¿Y los senadores y diputados?
Salvando los violentos ampliados que realizan los masistas para intentar nominar a sus candidatos a senadores y diputados en las próximas elecciones de octubre y la promesa del candidato presidencial de Comunidad Ciudadana (CC), Carlos Mesa, de que en todos los departamentos será una mujer la que ocupe la primera candidatura a una senaduría, no se sabe nada de quienes están aspirando a ocupar algún curul en la Asamblea Legislativa Plurinacional (ALP).
Se trata, sin duda, de una nueva muestra más de cómo el MAS y su inconstitucional binomio han llevado al país a privilegiar el caudillismo. Al parecer, sólo importa conocer a los aspirantes al Rascacielos Presidencial, cuando, en verdad, es probable que la ALP recupere su importante papel en la próxima gestión porque, salvo un monumental fraude (que, en todo caso, es posible presumir que no será tolerado), ya no habrá la hegemonía masista que desde 2010 ha hecho tanto daño al país y al sistema democrático.
La Asamblea Legislativa cumpliría, por fin, las funciones que le asigna la Constitución Política del Estado (CPE), pudiendo convertirse en el más importante espacio de debate político y de necesaria concertación para el mejor funcionamiento del aparato estatal:
En ese sentido, las organizaciones que tercien en las elecciones de octubre deberían seleccionar con especial cuidado a sus candidatos, hombres y mujeres, a senadores y diputados, porque cumplirán un papel importante en la vida democrática del país. Esto significa imponerse la obligación de no elegir “levanta manos” ni potenciales tránsfugas o estudiantes a maestrías en la sede de gobierno ni leales amigos del candidato presidencial, sino ciudadanos idóneos dispuestos a cumplir con responsabilidad, compromiso ético y valor su función de legisladores.
Ante esa realidad, reitero, preocupa que no surjan aún propuestas y que, como ha ocurrido siempre, se esté al filo del cierre de los libros de inscripción para la identificación de los candidatos.
Esa práctica era, aunque nunca justificada, relativamente aceptada porque, revisando la experiencia, las diferentes corrientes que cohabitaban en un partido político y, más aún, en una alianza, trataban, hasta el último momento, que sean incluidos en las listas personas que les eran afines. Pero, en estos tiempos de caos y anomia política, mantener esa práctica contiene algo de actitud suicida, porque, más bien, se requiere de gente que tenga mucho más que buenos niveles de popularidad o influencia interna.
Además, no hay que olvidarse que los nuevos representantes sucederán, en el lado opositor, a legisladores, hombres y mujeres, que salvo honrosas excepciones se convirtieron en gestores de intereses corporativos en sus regiones, sin mostrar capacidad de transformarse, gracias al espacio legislativo, en referentes políticos en sus departamentos, menos a nivel nacional.
En el campo actualmente oficialista, sus legisladores han sido groseramente utilizados por las autoridades del Órgano Ejecutivo, que los convirtieron en meros instrumentos de aprobación de sus instrucciones y, para peor, en legitimadores obsecuentes de políticas erradas y escudos de denuncias de corrupción e incapacidad.

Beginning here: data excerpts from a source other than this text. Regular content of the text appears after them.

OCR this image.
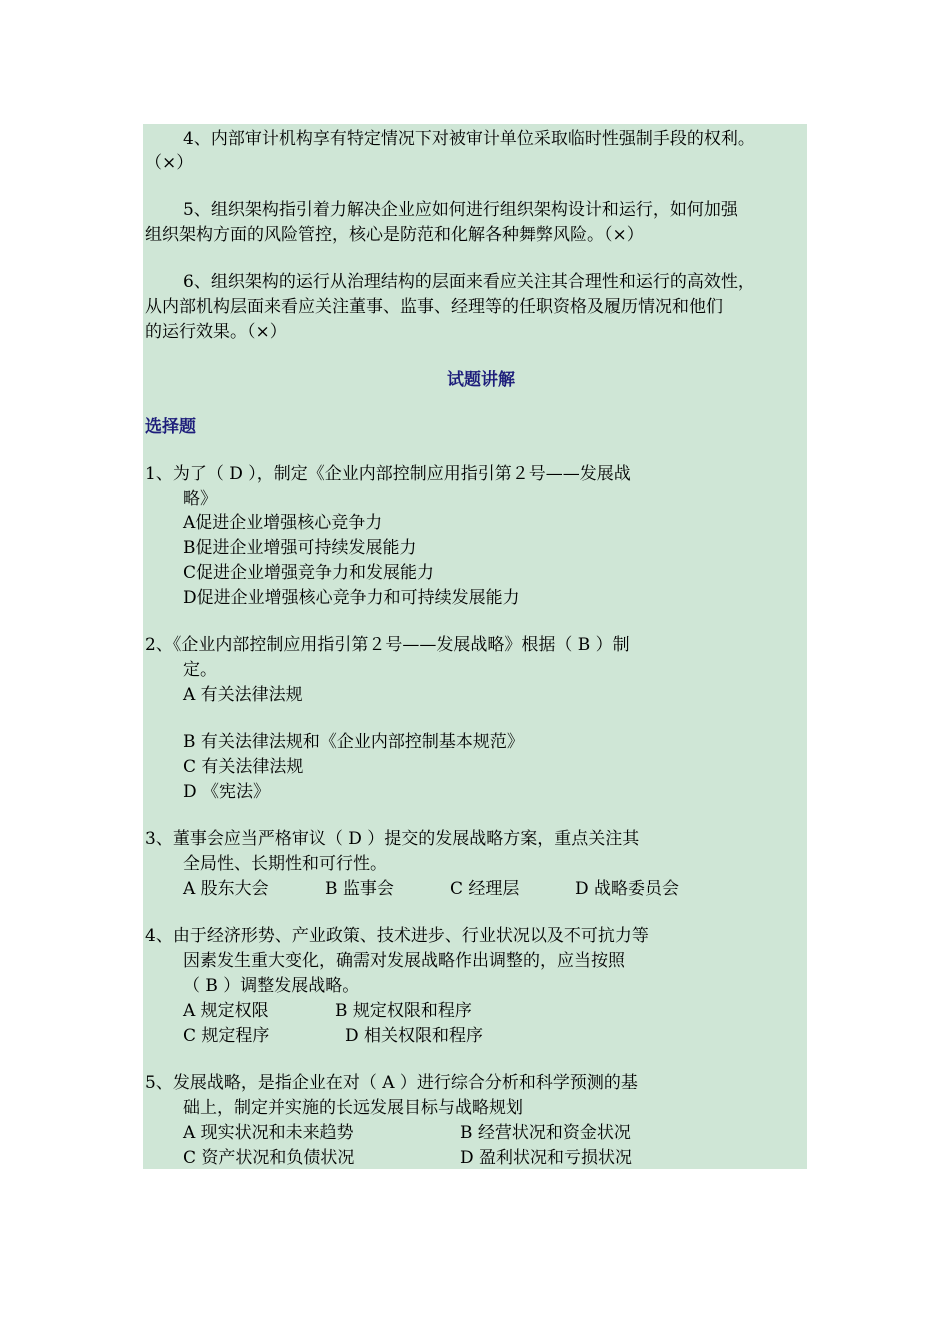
4、内部审计机构享有特定情况下对被审计单位采取临时性强制手段的权利。
（×）
5、组织架构指引着力解决企业应如何进行组织架构设计和运行，如何加强
组织架构方面的风险管控，核心是防范和化解各种舞弊风险。（×）
6、组织架构的运行从治理结构的层面来看应关注其合理性和运行的高效性，
从内部机构层面来看应关注董事、监事、经理等的任职资格及履历情况和他们
的运行效果。（×）
试题讲解
选择题
1、为了（ D ），制定《企业内部控制应用指引第２号——发展战
略》
A促进企业增强核心竞争力
B促进企业增强可持续发展能力
C促进企业增强竞争力和发展能力
D促进企业增强核心竞争力和可持续发展能力
2、《企业内部控制应用指引第２号——发展战略》根据（ B ）制
定。
A 有关法律法规
B 有关法律法规和《企业内部控制基本规范》
C 有关法律法规
D 《宪法》
3、董事会应当严格审议（ D ）提交的发展战略方案，重点关注其
全局性、长期性和可行性。
A 股东大会	B 监事会	C 经理层	D 战略委员会
4、由于经济形势、产业政策、技术进步、行业状况以及不可抗力等
因素发生重大变化，确需对发展战略作出调整的，应当按照
（ B ）调整发展战略。
A 规定权限	B 规定权限和程序
C 规定程序	D 相关权限和程序
5、发展战略，是指企业在对（ A ）进行综合分析和科学预测的基
础上，制定并实施的长远发展目标与战略规划
A 现实状况和未来趋势	B 经营状况和资金状况
C 资产状况和负债状况	D 盈利状况和亏损状况
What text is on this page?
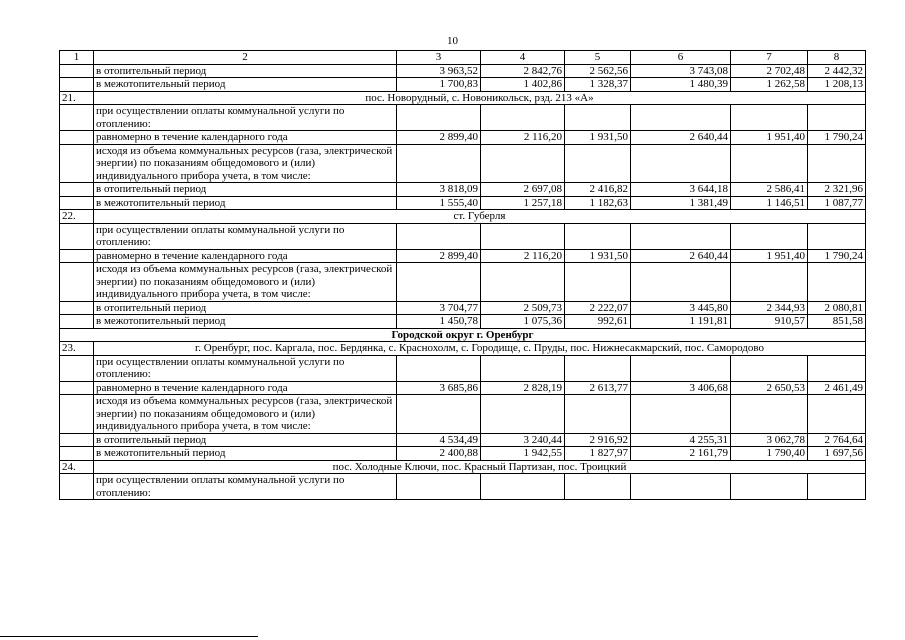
10
1	2	3	4	5	6	7	8
	в отопительный период	3 963,52	2 842,76	2 562,56	3 743,08	2 702,48	2 442,32
	в межотопительный период	1 700,83	1 402,86	1 328,37	1 480,39	1 262,58	1 208,13
21.	пос. Новорудный, с. Новоникольск, рзд. 213 «А»						
	при осуществлении оплаты коммунальной услуги по отоплению:						
	равномерно в течение календарного года	2 899,40	2 116,20	1 931,50	2 640,44	1 951,40	1 790,24
	исходя из объема коммунальных ресурсов (газа, электрической энергии) по показаниям общедомового и (или) индивидуального прибора учета, в том числе:						
	в отопительный период	3 818,09	2 697,08	2 416,82	3 644,18	2 586,41	2 321,96
	в межотопительный период	1 555,40	1 257,18	1 182,63	1 381,49	1 146,51	1 087,77
22.	ст. Губерля						
	при осуществлении оплаты коммунальной услуги по отоплению:						
	равномерно в течение календарного года	2 899,40	2 116,20	1 931,50	2 640,44	1 951,40	1 790,24
	исходя из объема коммунальных ресурсов (газа, электрической энергии) по показаниям общедомового и (или) индивидуального прибора учета, в том числе:						
	в отопительный период	3 704,77	2 509,73	2 222,07	3 445,80	2 344,93	2 080,81
	в межотопительный период	1 450,78	1 075,36	992,61	1 191,81	910,57	851,58
Городской округ г. Оренбург							
23.	г. Оренбург, пос. Каргала, пос. Бердянка, с. Краснохолм, с. Городище, с. Пруды, пос. Нижнесакмарский, пос. Самородово						
	при осуществлении оплаты коммунальной услуги по отоплению:						
	равномерно в течение календарного года	3 685,86	2 828,19	2 613,77	3 406,68	2 650,53	2 461,49
	исходя из объема коммунальных ресурсов (газа, электрической энергии) по показаниям общедомового и (или) индивидуального прибора учета, в том числе:						
	в отопительный период	4 534,49	3 240,44	2 916,92	4 255,31	3 062,78	2 764,64
	в межотопительный период	2 400,88	1 942,55	1 827,97	2 161,79	1 790,40	1 697,56
24.	пос. Холодные Ключи, пос. Красный Партизан, пос. Троицкий						
	при осуществлении оплаты коммунальной услуги по отоплению:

Ahora, ante la posibilidad de que se recupere un equilibro entre las diversas fuerzas políticas representadas en la ALP, los legisladores deberían actuar como tales para que no haya aplanadora oficialista que pueda acallar a la oposición y ambos sectores puedan argumentar la fiscalización, la crítica y la defensa de las políticas y decisiones de quienes asuman la conducción del Ejecutivo, en pleno ejercicio del principio constitucional de independencia, separación, coordinación y cooperación entre los órganos del Estado.
En definitiva, es posible reiterar que el papel que cumplirá la ALP en la gestión 2020-2025 será clave para recuperar el Estado de Derecho y reinstitucionalizar el sistema democrático bajo parámetros de respeto a la CPE y las leyes, transparencia, defensa de los derechos humanos y equidad.